Gross Margin, Costs, and Expenses
For the third quarter of 2005, gross margins increased 1.2 percentage points, to 76.5 percent of net sales, compared with the third quarter of 2004. For the first nine months of 2005, gross margins declined 0.8 percentage points, to 76.1 percent of net sales, compared with the first nine months of 2004. The increase for the quarter was primarily due to the favorable impact of foreign exchange rates and favorable product mix, partially offset by continued investment in our manufacturing capacity. The decrease for the nine-month period was primarily due to the continued investment in our manufacturing capacity, other cost increases, and the impact of unfavorable foreign exchange rates, partially offset by a favorable product mix.

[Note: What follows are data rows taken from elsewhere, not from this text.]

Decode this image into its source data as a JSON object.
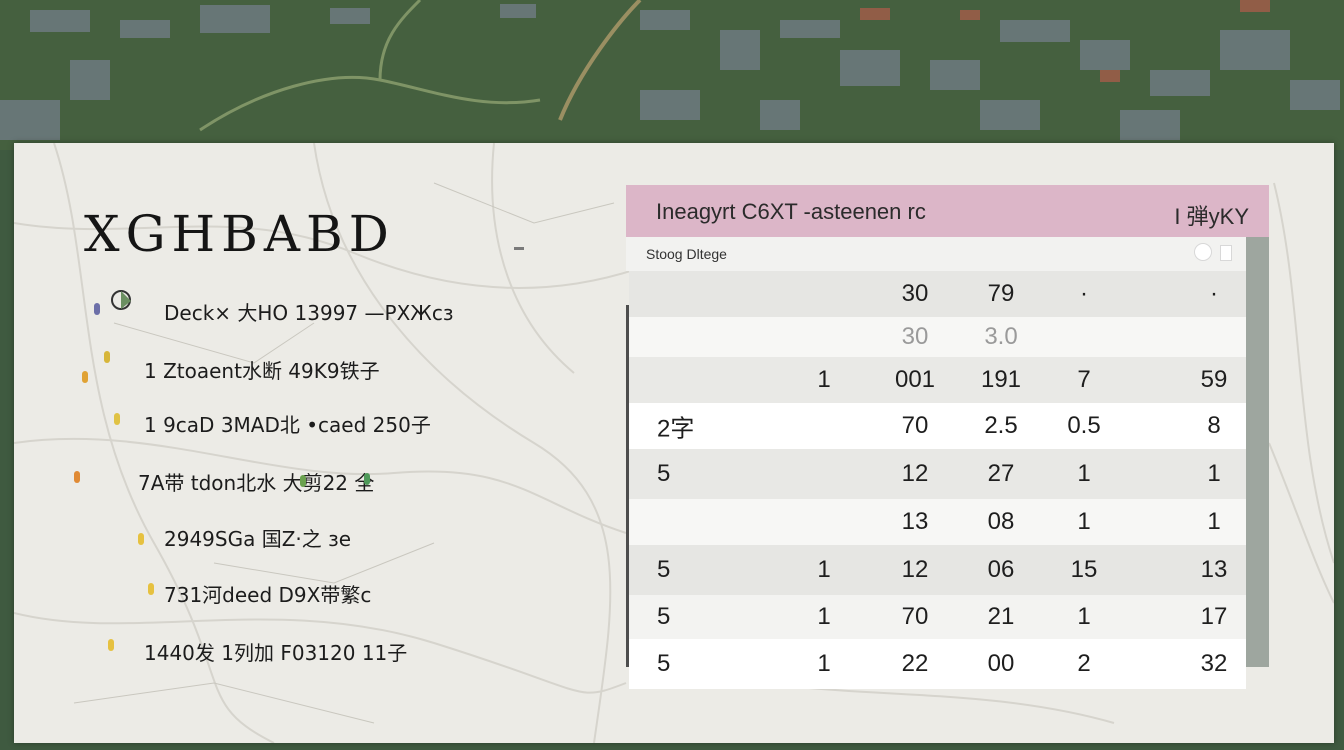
{
  "title": "XGHBABD",
  "legend": {
    "rows": [
      {
        "text": "Deck× 大HO  13997 —PХЖсз"
      },
      {
        "text": "1  Ztoaent水断  49K9铁子"
      },
      {
        "text": "1  9caD  3MAD北 •caed 250子"
      },
      {
        "text": "7A带  tdon北水  大剪22  全"
      },
      {
        "text": "2949SGа          国Z·之 зе"
      },
      {
        "text": "731河deed  D9X带繁с"
      },
      {
        "text": "1440发 1列加  F03120  11子"
      }
    ]
  },
  "table": {
    "header_title": "Ineagyrt  C6XT  -asteenen rc",
    "header_right": "I 弾yKY",
    "sub_label": "Stoog Dltege",
    "rows": [
      {
        "label": "",
        "c1": "",
        "c2": "30",
        "c3": "79",
        "c4": "·",
        "c5": "·",
        "faint": false
      },
      {
        "label": "",
        "c1": "",
        "c2": "30",
        "c3": "3.0",
        "c4": "",
        "c5": "",
        "faint": true
      },
      {
        "label": "",
        "c1": "1",
        "c2": "001",
        "c3": "191",
        "c4": "7",
        "c5": "59",
        "faint": false
      },
      {
        "label": "2字",
        "c1": "",
        "c2": "70",
        "c3": "2.5",
        "c4": "0.5",
        "c5": "8",
        "faint": false
      },
      {
        "label": "5",
        "c1": "",
        "c2": "12",
        "c3": "27",
        "c4": "1",
        "c5": "1",
        "faint": false
      },
      {
        "label": "",
        "c1": "",
        "c2": "13",
        "c3": "08",
        "c4": "1",
        "c5": "1",
        "faint": false
      },
      {
        "label": "5",
        "c1": "1",
        "c2": "12",
        "c3": "06",
        "c4": "15",
        "c5": "13",
        "faint": false
      },
      {
        "label": "5",
        "c1": "1",
        "c2": "70",
        "c3": "21",
        "c4": "1",
        "c5": "17",
        "faint": false
      },
      {
        "label": "5",
        "c1": "1",
        "c2": "22",
        "c3": "00",
        "c4": "2",
        "c5": "32",
        "faint": false
      }
    ]
  },
  "colors": {
    "header": "#dcb6c8",
    "panel": "#ecebe6",
    "aerial": "#3d5640"
  }
}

Operating expenses (the aggregate of research and development and marketing and administrative expenses) increased 13 percent and 7 percent for the third quarter and first nine months of 2005, respectively, compared with the same periods of 2004. Investment in research and development increased 15 percent, to $751.0 million, and 12 percent, to $2.22 billion, for the third quarter and first nine months of 2005, respectively, due to increased clinical trial and development expenses, increased incentive compensation and benefit expenses, and the adoption of stock option expensing in 2005. Marketing and administrative expenses increased 13 percent, to $1.07 billion, and 4 percent, to $3.31 billion, for the third quarter and first nine months of 2005, respectively, due to increased incentive compensation and benefits expenses, third quarter 2004 reimbursement from collaboration partners for marketing and selling expenses incurred related to the Cymbalta launch, and the adoption of stock option expensing in 2005. Research and development expenses would have increased by 10 percent and 7 percent, and marketing and administrative expenses would have increased by 7 percent and decreased by 2 percent for the third quarter and first nine months of 2005, respectively, if the comparative periods in 2004 would have been restated as if stock options had been expensed.
Net other income for the quarter and nine month period ended September 30, 2005, decreased $13.8 million, to $109.3 million, and increased $45.3 million, to $289.9 million, respectively. The decrease for the quarter was primarily due to less income related to the outlicense of legacy products outside the U.S. and to third-quarter 2004 milestones received from collaborations on the duloxetine molecule, partially offset by a settlement related to a utilities contract and by the Lilly ICOS LLC joint venture becoming profitable. The increase for the nine-month period was primarily due to the utilities contract settlement, income earned from the restructuring of our royalty arrangements with Ligand Pharmaceuticals Incorporated and Cubist Pharmaceuticals, Inc., during the first quarter of 2005, and improved financial results from the Lilly ICOS LLC joint venture. During the third quarter of 2005 the joint venture reported its first profit.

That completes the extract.